RoFormer模型和RoFormer-V2模型

更新

2022/04/02 （1）修改RoFormerForCausalLM，支持roformer-sim并提供相关的例子，请见examples/test_sim.py。（2）修改apply_rotary实现方式，看起来更简单。

def apply_rotary(x, sinusoidal_pos):
    sin, cos = sinusoidal_pos
    x1, x2 = x[..., 0::2], x[..., 1::2]
    return torch.cat([x1 * cos - x2 * sin, x2 * cos + x1 * sin], dim=-1)
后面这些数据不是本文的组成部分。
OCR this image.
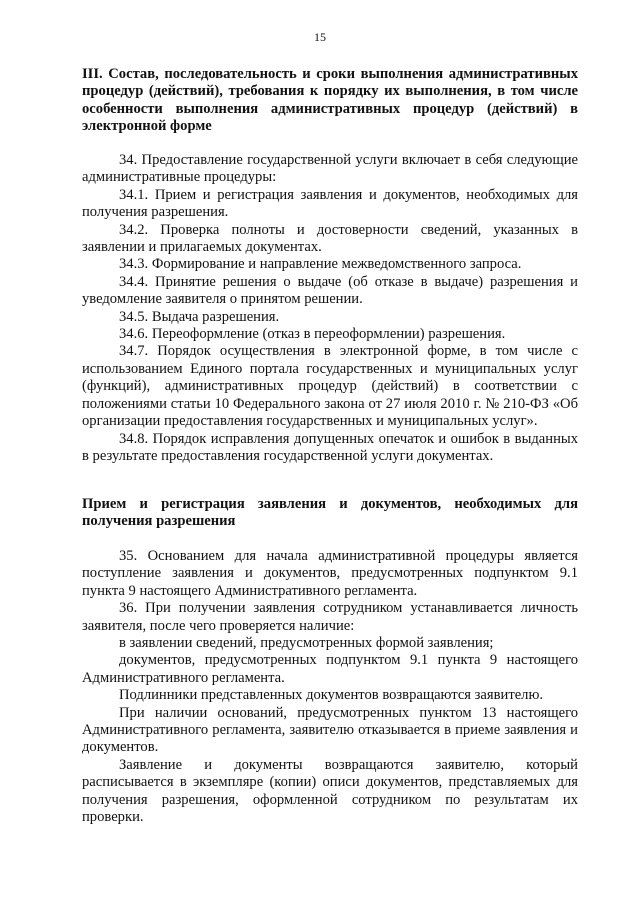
15

III. Состав, последовательность и сроки выполнения административных процедур (действий), требования к порядку их выполнения, в том числе особенности выполнения административных процедур (действий) в электронной форме

34. Предоставление государственной услуги включает в себя следующие административные процедуры:

34.1. Прием и регистрация заявления и документов, необходимых для получения разрешения.

34.2. Проверка полноты и достоверности сведений, указанных в заявлении и прилагаемых документах.

34.3. Формирование и направление межведомственного запроса.

34.4. Принятие решения о выдаче (об отказе в выдаче) разрешения и уведомление заявителя о принятом решении.

34.5. Выдача разрешения.

34.6. Переоформление (отказ в переоформлении) разрешения.

34.7. Порядок осуществления в электронной форме, в том числе с использованием Единого портала государственных и муниципальных услуг (функций), административных процедур (действий) в соответствии с положениями статьи 10 Федерального закона от 27 июля 2010 г. № 210-ФЗ «Об организации предоставления государственных и муниципальных услуг».

34.8. Порядок исправления допущенных опечаток и ошибок в выданных в результате предоставления государственной услуги документах.

Прием и регистрация заявления и документов, необходимых для получения разрешения

35. Основанием для начала административной процедуры является поступление заявления и документов, предусмотренных подпунктом 9.1 пункта 9 настоящего Административного регламента.

36. При получении заявления сотрудником устанавливается личность заявителя, после чего проверяется наличие:

в заявлении сведений, предусмотренных формой заявления;

документов, предусмотренных подпунктом 9.1 пункта 9 настоящего Административного регламента.

Подлинники представленных документов возвращаются заявителю.

При наличии оснований, предусмотренных пунктом 13 настоящего Административного регламента, заявителю отказывается в приеме заявления и документов.

Заявление и документы возвращаются заявителю, который расписывается в экземпляре (копии) описи документов, представляемых для получения разрешения, оформленной сотрудником по результатам их проверки.
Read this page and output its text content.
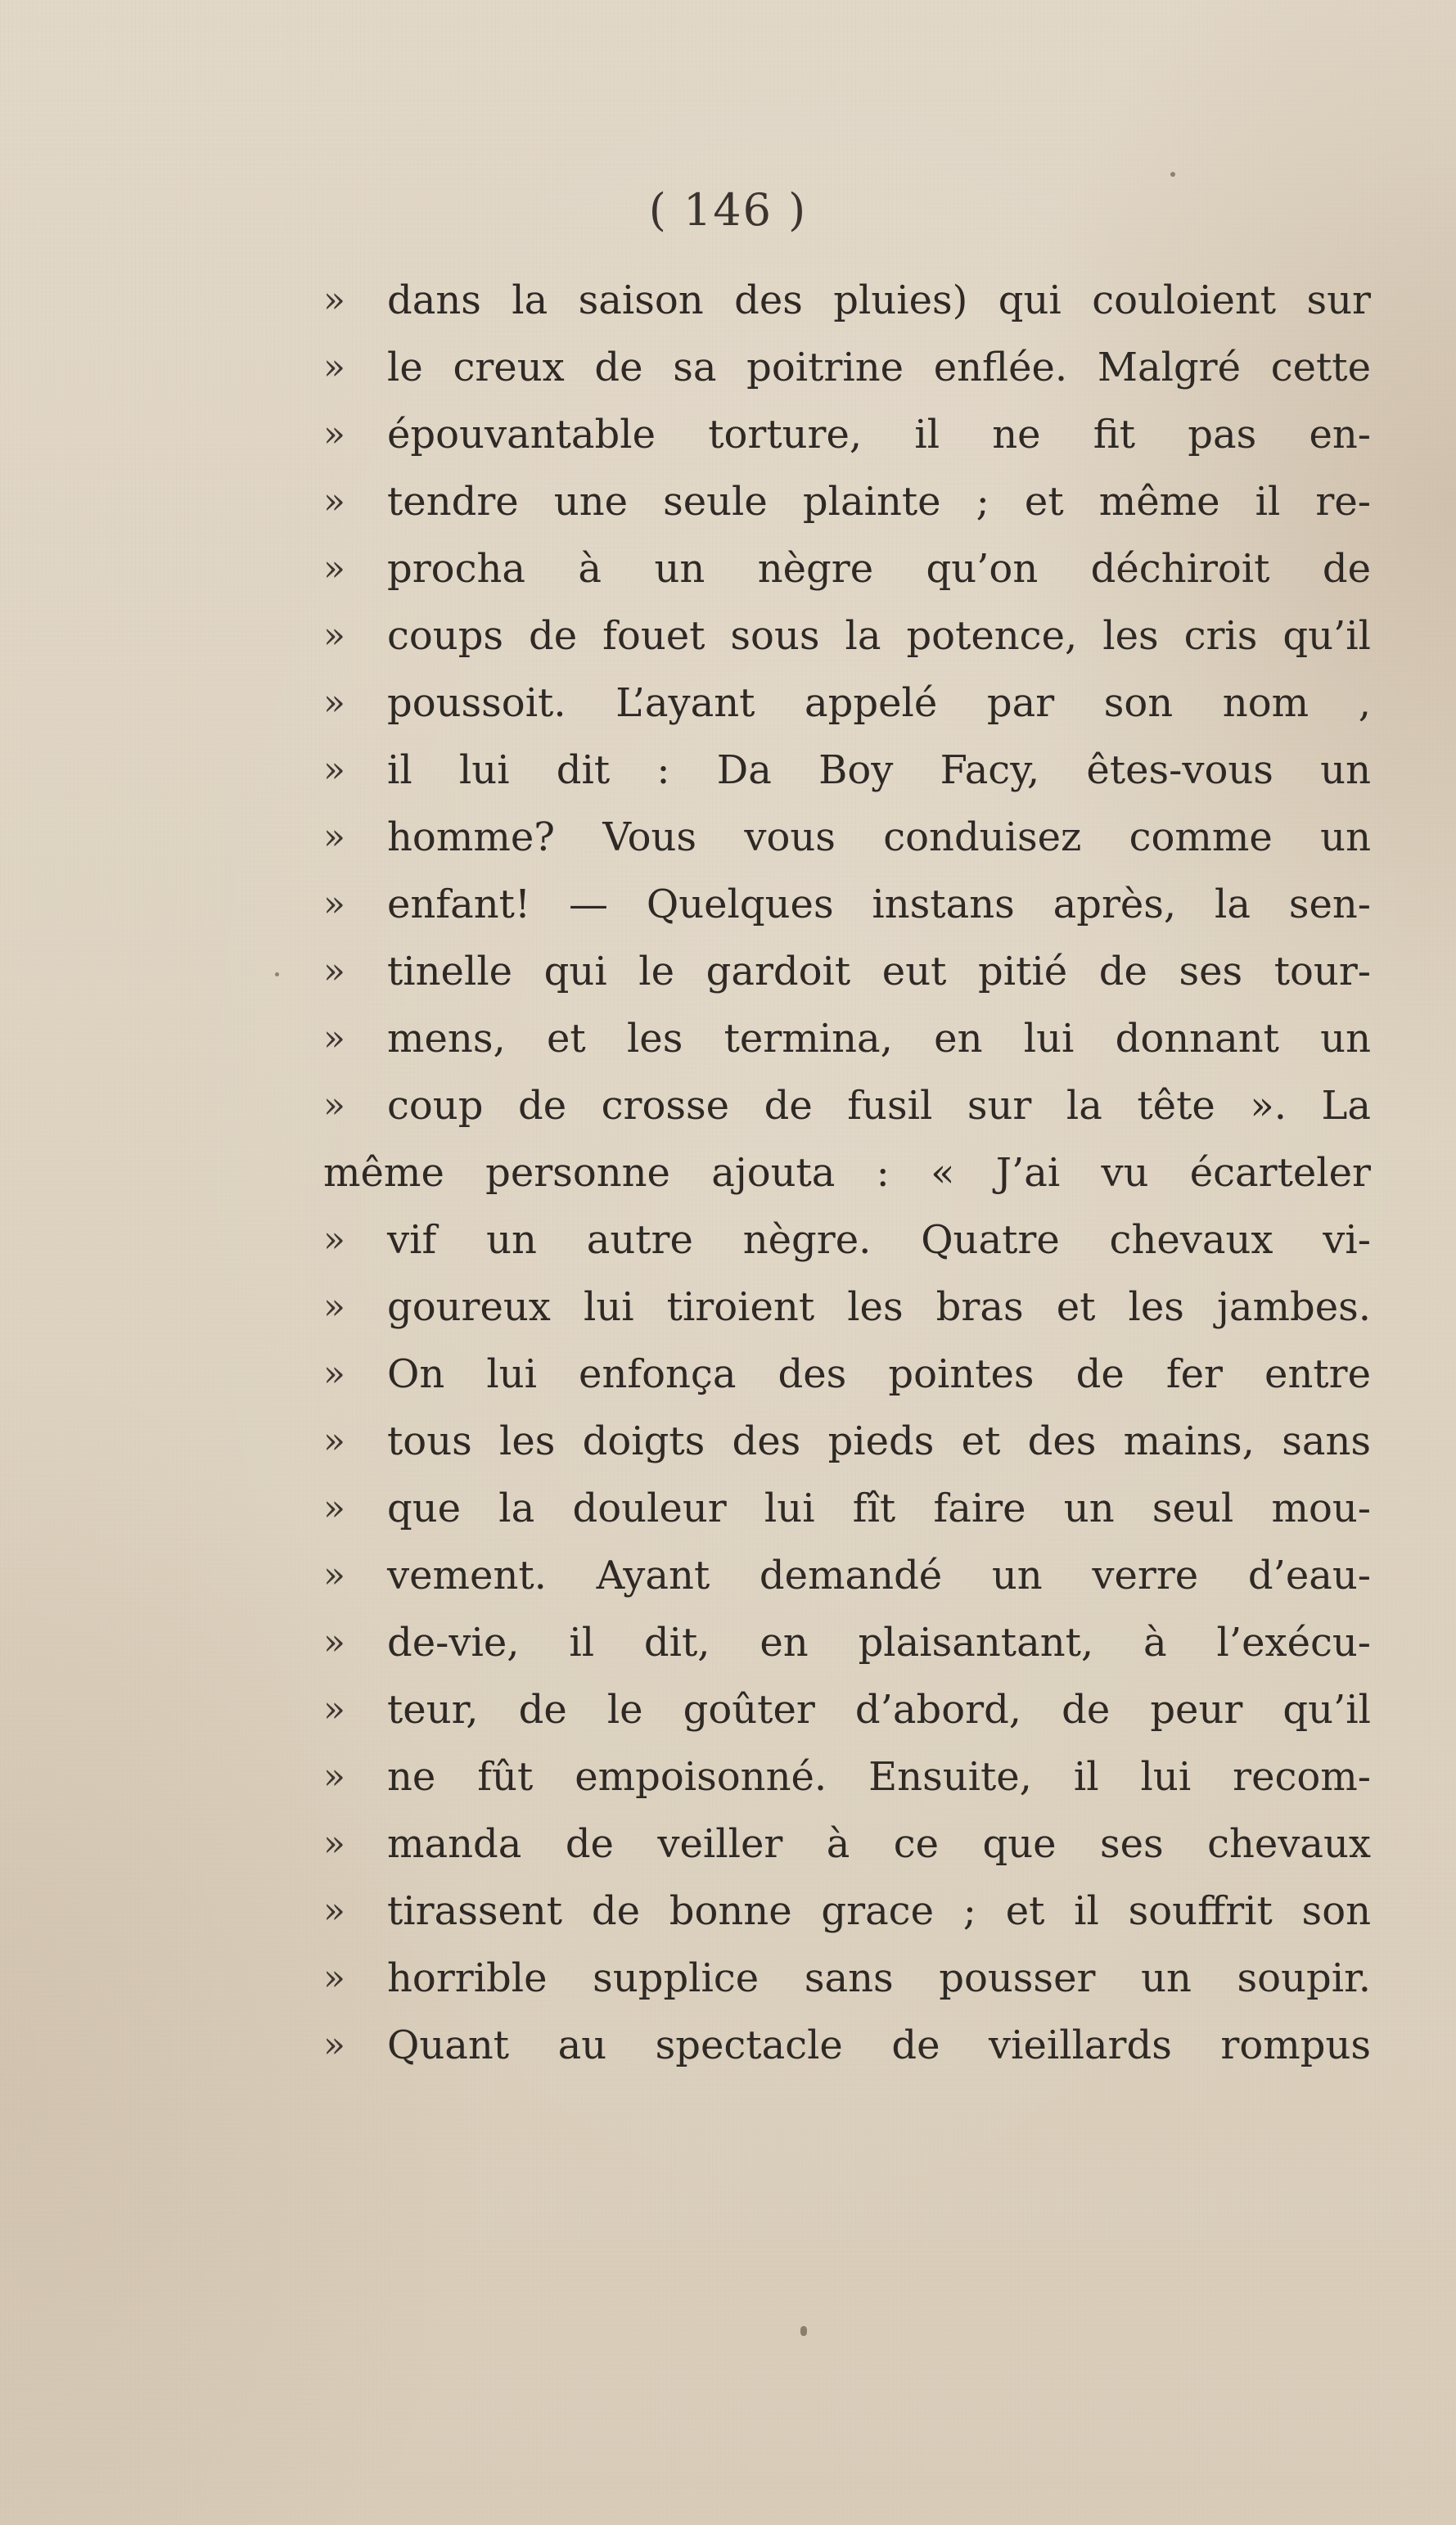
( 146 )
» dans la saison des pluies) qui couloient sur
» le creux de sa poitrine enflée. Malgré cette
» épouvantable torture, il ne fit pas en-
» tendre une seule plainte ; et même il re-
» procha à un nègre qu’on déchiroit de
» coups de fouet sous la potence, les cris qu’il
» poussoit. L’ayant appelé par son nom ,
» il lui dit : Da Boy Facy, êtes-vous un
» homme? Vous vous conduisez comme un
» enfant! — Quelques instans après, la sen-
» tinelle qui le gardoit eut pitié de ses tour-
» mens, et les termina, en lui donnant un
» coup de crosse de fusil sur la tête ». La
même personne ajouta : « J’ai vu écarteler
» vif un autre nègre. Quatre chevaux vi-
» goureux lui tiroient les bras et les jambes.
» On lui enfonça des pointes de fer entre
» tous les doigts des pieds et des mains, sans
» que la douleur lui fît faire un seul mou-
» vement. Ayant demandé un verre d’eau-
» de-vie, il dit, en plaisantant, à l’exécu-
» teur, de le goûter d’abord, de peur qu’il
» ne fût empoisonné. Ensuite, il lui recom-
» manda de veiller à ce que ses chevaux
» tirassent de bonne grace ; et il souffrit son
» horrible supplice sans pousser un soupir.
» Quant au spectacle de vieillards rompus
2022/03/21 添加roformer-v2的权重, 注：必须使用本仓库的代码，不能使用transformers仓库的代码!!!

安装

# v2版本
pip install roformer>=0.4.0
# v1版本(代码已经加入到huggingface仓库，请使用新版本的transformers)
pip install -U transformers

roformer-sim测试例子

import torch
import numpy as np
from roformer import RoFormerForCausalLM, RoFormerConfig
from transformers import BertTokenizer

device = torch.device('cuda:0' if torch.cuda.is_available() else 'cpu')
# 可选以下几个。
# junnyu/roformer_chinese_sim_char_small, junnyu/roformer_chinese_sim_char_base
# junnyu/roformer_chinese_sim_char_ft_small, roformer_chinese_sim_char_ft_base
pretrained_model = "junnyu/roformer_chinese_sim_char_base"
tokenizer = BertTokenizer.from_pretrained(pretrained_model)
config = RoFormerConfig.from_pretrained(pretrained_model)
config.is_decoder = True
config.eos_token_id = tokenizer.sep_token_id
config.pooler_activation = "linear"
model = RoFormerForCausalLM.from_pretrained(pretrained_model, config=config)
model.to(device)
model.eval()

def gen_synonyms(text, n=100, k=20):
    ''''含义： 产生sent的n个相似句，然后返回最相似的k个。
    做法：用seq2seq生成，并用encoder算相似度并排序。
    '''
    # 寻找所有相似的句子
    r = []
    inputs1 = tokenizer(text, return_tensors="pt")
    for _ in range(n):
        inputs1.to(device)
        output = tokenizer.batch_decode(model.generate(**inputs1, top_p=0.95, do_sample=True, max_length=128), skip_special_tokens=True)[0].replace(" ","").replace(text, "") # 去除空格，去除原始text文本。
        r.append(output)
    
    # 对相似的句子进行排序
    r = [i for i in set(r) if i != text and len(i) > 0]
    r = [text] + r
    inputs2 = tokenizer(r, padding=True, return_tensors="pt")
    with torch.no_grad():
        inputs2.to(device)
        outputs = model(**inputs2)
        Z = outputs.pooler_output.cpu().numpy()
    Z /= (Z**2).sum(axis=1, keepdims=True)**0.5
    argsort = np.dot(Z[1:], -Z[0]).argsort()
    
    return [r[i + 1] for i in argsort[:k]]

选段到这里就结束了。